Adding Past Infinity (WARNING: Math Ahead)

9 years later and he still hasn't said what this has to do with physics

primaryforest

"today a physicist does math"
don't physicists do math, like everyday? Lol

trevormutter

Hey, wait a minute! You can't do this! It is an infinite series. Since the terms do not go to zero, it is a divergent series, meaning the sum of the terms is not a fixed value, it is infinity. Then you subtract another infinite series, which is also divergent. That is infinity - infinity, which is indeterminate, not 0, or 1, or -1, or anything like that. It is like dividing by zero.

ibooai.

if you move the positive line (upper) to the left, you get a positive outcome, if you move the negative one to the left, you get a negative outcome. so basically you can get ANY result ranging from negative to positive infinity just by randomly choosing where you begin subtracting

juliep.

Therefore the square root of infinity is imaginary. :^ )

UnforsakenXII

finally a way to measure you moms weight

SenseiFilth

You could also change (2-1) for (4-3) and suddenly infinity equals -3. I think the mistake/cheat here is the fact that you are assuming that the second string of numbers (the -1 part) is always 1 step ahead, otherwise the difference between the two (the 2 and the -1 strings of numbers) wouldve been roughly the size the last added part of the 2 string, or every addition in the -1 string added together, which in the case of infinity, is an infinitely big number

KebunH

Adding positives never becomes negative unless youre in Java

XXXXL

See what he did there at 0:24?

= (2 + 4 + 8 + ...) - (1 + 2 + 4 + 8 + 16 + ...) 
= -1 + (2 + 4 + 8 + ...) - (2 + 4 + 8 + ...)

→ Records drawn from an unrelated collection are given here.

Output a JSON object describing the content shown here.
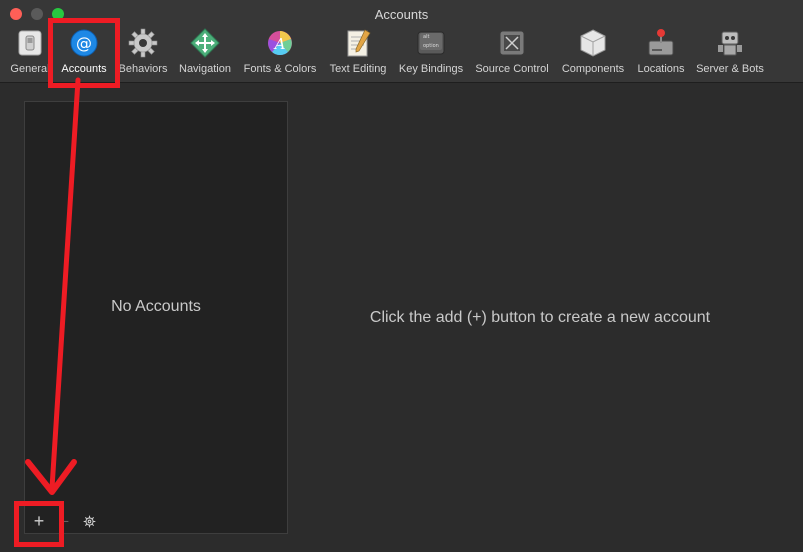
{
  "window": {
    "title": "Accounts"
  },
  "toolbar": {
    "items": [
      {
        "label": "General",
        "icon": "general-switch-icon"
      },
      {
        "label": "Accounts",
        "icon": "at-sign-icon",
        "selected": true
      },
      {
        "label": "Behaviors",
        "icon": "gear-icon"
      },
      {
        "label": "Navigation",
        "icon": "arrows-icon"
      },
      {
        "label": "Fonts & Colors",
        "icon": "color-wheel-icon"
      },
      {
        "label": "Text Editing",
        "icon": "notepad-icon"
      },
      {
        "label": "Key Bindings",
        "icon": "option-key-icon"
      },
      {
        "label": "Source Control",
        "icon": "source-control-icon"
      },
      {
        "label": "Components",
        "icon": "components-box-icon"
      },
      {
        "label": "Locations",
        "icon": "hard-drive-icon"
      },
      {
        "label": "Server & Bots",
        "icon": "robot-icon"
      }
    ]
  },
  "accounts": {
    "empty_label": "No Accounts",
    "hint": "Click the add (+) button to create a new account",
    "add_symbol": "+",
    "remove_symbol": "−"
  },
  "colors": {
    "annotation": "#ee1c24",
    "accent": "#1e88e5"
  }
}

He brought out the -1 as if the associative property applies.  Does it really?  If so I'll show you that 1=0, 2=1, and that cat poop is candy.

S = 1 + 1 + 1 + ....

So,

0 = S - S
  = (1 + 1 + 1 + ....) - (1 + 1 + 1 +
  = 1 + (1 + 1 + 1 + ....) - (1 + 1 + 1 + ....) 
  = 1

Therefore 0 = 1

0+1 = 1+1
1 = 2

Cat poop = candy left as exercise to the reader.

codediporpal

Thanks for putting the math warning. Saved my life

christianmorales

I don't think this really works. Because if you limit how many numbers you use...
(2-1) * (1+2+4) = (2+4+8) - (1+2+4) = 7
(2-1) * (1+2+4+8) = (2+4+8+16) - (1+2+4+8) = 15
(2-1) * (1+2+4+8+16) = (2+4+8+16+32) - (1+2+4+8+16) = 31

Even though we're going toward infinity, you simply cannot disregard that the second parenthases will always be one power of two (minus 1) behind the progression of the first. No matter what point you choose to stop at to examine the results, you will always find that your result is a power of two minus 1.
Not coincidentally, if you just look at the sequence before you multiplied (2-1) into it, you get the exact same result. 

Hopefully that makes sense. I just don't see how we can come to the conclusion that just because we're extending both sides into infinity, we can ignore the fact that one side is always one power of two ahead of the other. I don't think going to infinity means that that no longer applies.

MaskedMammal

Except that you didn't align your terms properly, and yes, it does matter. If you take a limit of the terms as they are added to the sequence, instead of deciding to unbalance the equation, you get lim (x->inf) of 2x-1x, which approaches infinity, not -1.

JosephHarner

In a way, yes this is correct, but its similar to the proof that states the sum of all integers is -1/12 in the way that you are "shifting" the infinite series which is a mathematical fallacy. I know that physicists do this all the time to get the answer they need for an equation, but it really is a bad habit.

deathwilldie

When restricting "The sum of positive terms is always positive" rule to only a finite number of terms, the rest of Algebra still works. The infinite sum satisfies all properties of -1

Let s=1+2+4+8+16+...

If s=-1 then s+1=0
Addition is commutative so 1+s=s+1
1+s=0
1+1+2+4+8+16+...=0
2+2+4+8+16+...=0
4+4+8+16+...=0
8+8+16+...=0
16+16+...=0
32+...=0
Although the smallest term gets larger and larger, the number of terms decreases. Doing this infinitely will give you the empty sum which is 0

If s=-1 then s+2=1
s=-1
1+2+4+8+16+...=-1
Add 2 to both sides but on the left hand side insert the term in between the 1 and the 2
1+2+2+4+8+16+...=-1+2
1+4+4+8+16+...=1
1+8+8+16+...=1
1+16+16+...=1
1+32+...=1
Everything on the left hand side past the 1 eventually disappears.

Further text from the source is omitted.